4. What is the risk?

Technology behaviors not only present a risk to our clients, but the same risks apply to ourselves as therapists.  Education about data breaches, manipulation, bullying, privacy/confidentiality issues and ethical problems enhance the protection of your clients and your practice. If a negative behavior is videotaped or screen shot is taken, a post can go viral and ruin a career. Keep up to date with your technology ethics training to protect your practice. Checking privacy settings and developing a personal code of ethical online behavior help mitigate your risk.  Therapists can never be 100% risk free, but developing policies and procedures for your practice will strengthen ethical issues which may arise.

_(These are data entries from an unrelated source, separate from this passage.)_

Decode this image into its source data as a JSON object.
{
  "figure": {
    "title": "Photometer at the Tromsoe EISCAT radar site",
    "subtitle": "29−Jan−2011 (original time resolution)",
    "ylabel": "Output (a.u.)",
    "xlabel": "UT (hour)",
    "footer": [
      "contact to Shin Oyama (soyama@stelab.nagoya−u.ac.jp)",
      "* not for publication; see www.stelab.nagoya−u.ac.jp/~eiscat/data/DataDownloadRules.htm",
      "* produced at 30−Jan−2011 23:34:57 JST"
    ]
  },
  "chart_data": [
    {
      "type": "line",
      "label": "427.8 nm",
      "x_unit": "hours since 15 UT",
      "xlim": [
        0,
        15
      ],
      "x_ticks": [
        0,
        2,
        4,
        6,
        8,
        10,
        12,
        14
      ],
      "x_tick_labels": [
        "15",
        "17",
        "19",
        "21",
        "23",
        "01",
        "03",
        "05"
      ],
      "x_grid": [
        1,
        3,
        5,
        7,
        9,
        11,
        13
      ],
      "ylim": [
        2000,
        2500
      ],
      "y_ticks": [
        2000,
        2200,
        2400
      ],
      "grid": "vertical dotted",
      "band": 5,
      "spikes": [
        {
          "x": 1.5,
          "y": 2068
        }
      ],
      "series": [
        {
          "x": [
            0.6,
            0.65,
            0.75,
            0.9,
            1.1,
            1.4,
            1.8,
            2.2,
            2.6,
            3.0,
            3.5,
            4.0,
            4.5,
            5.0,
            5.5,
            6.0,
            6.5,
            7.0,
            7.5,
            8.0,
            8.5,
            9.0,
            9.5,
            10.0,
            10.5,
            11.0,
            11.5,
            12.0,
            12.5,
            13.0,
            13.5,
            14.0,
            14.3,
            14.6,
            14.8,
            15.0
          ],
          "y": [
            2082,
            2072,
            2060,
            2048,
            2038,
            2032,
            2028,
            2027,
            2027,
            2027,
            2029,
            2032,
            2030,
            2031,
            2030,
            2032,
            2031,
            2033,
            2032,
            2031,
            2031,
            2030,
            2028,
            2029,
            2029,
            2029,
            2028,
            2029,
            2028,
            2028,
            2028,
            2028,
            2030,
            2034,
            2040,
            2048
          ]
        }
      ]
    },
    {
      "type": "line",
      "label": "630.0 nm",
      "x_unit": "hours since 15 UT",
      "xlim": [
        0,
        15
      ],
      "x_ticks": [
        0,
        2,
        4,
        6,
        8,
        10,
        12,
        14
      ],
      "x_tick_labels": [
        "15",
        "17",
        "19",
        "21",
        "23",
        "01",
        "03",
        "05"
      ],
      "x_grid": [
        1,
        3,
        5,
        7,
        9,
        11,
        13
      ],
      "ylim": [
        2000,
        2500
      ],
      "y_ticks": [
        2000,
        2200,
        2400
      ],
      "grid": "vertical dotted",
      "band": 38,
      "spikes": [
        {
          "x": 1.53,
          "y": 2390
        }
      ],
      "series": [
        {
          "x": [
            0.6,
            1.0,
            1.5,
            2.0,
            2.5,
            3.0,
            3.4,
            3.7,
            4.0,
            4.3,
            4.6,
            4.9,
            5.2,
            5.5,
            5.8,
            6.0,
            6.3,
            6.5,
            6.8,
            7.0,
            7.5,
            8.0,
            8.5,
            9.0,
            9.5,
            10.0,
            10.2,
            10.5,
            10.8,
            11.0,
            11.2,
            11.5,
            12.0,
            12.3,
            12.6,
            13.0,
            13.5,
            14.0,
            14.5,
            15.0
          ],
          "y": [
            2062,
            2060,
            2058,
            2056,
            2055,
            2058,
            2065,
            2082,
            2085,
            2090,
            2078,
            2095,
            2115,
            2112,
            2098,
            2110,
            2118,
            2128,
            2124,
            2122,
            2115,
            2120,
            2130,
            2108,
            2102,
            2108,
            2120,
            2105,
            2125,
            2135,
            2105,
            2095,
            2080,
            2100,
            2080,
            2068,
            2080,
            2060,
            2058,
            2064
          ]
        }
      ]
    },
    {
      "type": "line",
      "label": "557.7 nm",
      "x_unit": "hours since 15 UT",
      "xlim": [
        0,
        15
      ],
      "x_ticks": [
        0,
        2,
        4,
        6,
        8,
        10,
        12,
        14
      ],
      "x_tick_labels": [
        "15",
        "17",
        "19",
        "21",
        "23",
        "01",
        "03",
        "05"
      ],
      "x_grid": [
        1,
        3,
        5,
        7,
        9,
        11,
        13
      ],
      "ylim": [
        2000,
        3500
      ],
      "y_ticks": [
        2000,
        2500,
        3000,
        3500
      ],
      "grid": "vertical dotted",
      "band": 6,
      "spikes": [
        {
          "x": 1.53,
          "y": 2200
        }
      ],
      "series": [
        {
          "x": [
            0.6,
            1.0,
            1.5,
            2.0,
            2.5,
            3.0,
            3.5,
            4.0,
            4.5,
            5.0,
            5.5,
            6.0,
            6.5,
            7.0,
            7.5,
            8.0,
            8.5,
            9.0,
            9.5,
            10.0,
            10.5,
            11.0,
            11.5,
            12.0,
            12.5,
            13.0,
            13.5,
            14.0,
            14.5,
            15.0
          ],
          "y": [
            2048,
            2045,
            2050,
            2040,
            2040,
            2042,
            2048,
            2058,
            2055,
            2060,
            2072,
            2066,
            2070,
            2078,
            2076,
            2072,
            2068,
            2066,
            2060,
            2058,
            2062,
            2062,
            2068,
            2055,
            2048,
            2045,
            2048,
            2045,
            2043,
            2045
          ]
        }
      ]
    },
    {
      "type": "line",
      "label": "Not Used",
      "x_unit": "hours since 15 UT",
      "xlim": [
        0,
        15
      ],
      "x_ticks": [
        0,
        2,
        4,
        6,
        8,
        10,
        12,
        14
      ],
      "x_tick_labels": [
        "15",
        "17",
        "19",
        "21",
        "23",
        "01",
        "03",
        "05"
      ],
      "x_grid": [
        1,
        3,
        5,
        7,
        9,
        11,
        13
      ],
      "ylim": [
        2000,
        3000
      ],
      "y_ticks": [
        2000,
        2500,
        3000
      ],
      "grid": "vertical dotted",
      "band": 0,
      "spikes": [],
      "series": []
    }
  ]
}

Knowing everything about technology is not the answer, understanding how to integrate the appropriate technology ethically is the answer.  What can you do to be a tech savvy therapist? Read a selection of professional therapy organizations code of technology ethics. Hire a tech consultant. Start a consultation group for tech integrating therapists. Ask for help from your supervisor. Visit websites like PsyberGuide, and curate articles on topics of technology and clinical practice. Following any of these suggestions will empower you to be an ethical tech savvy therapist.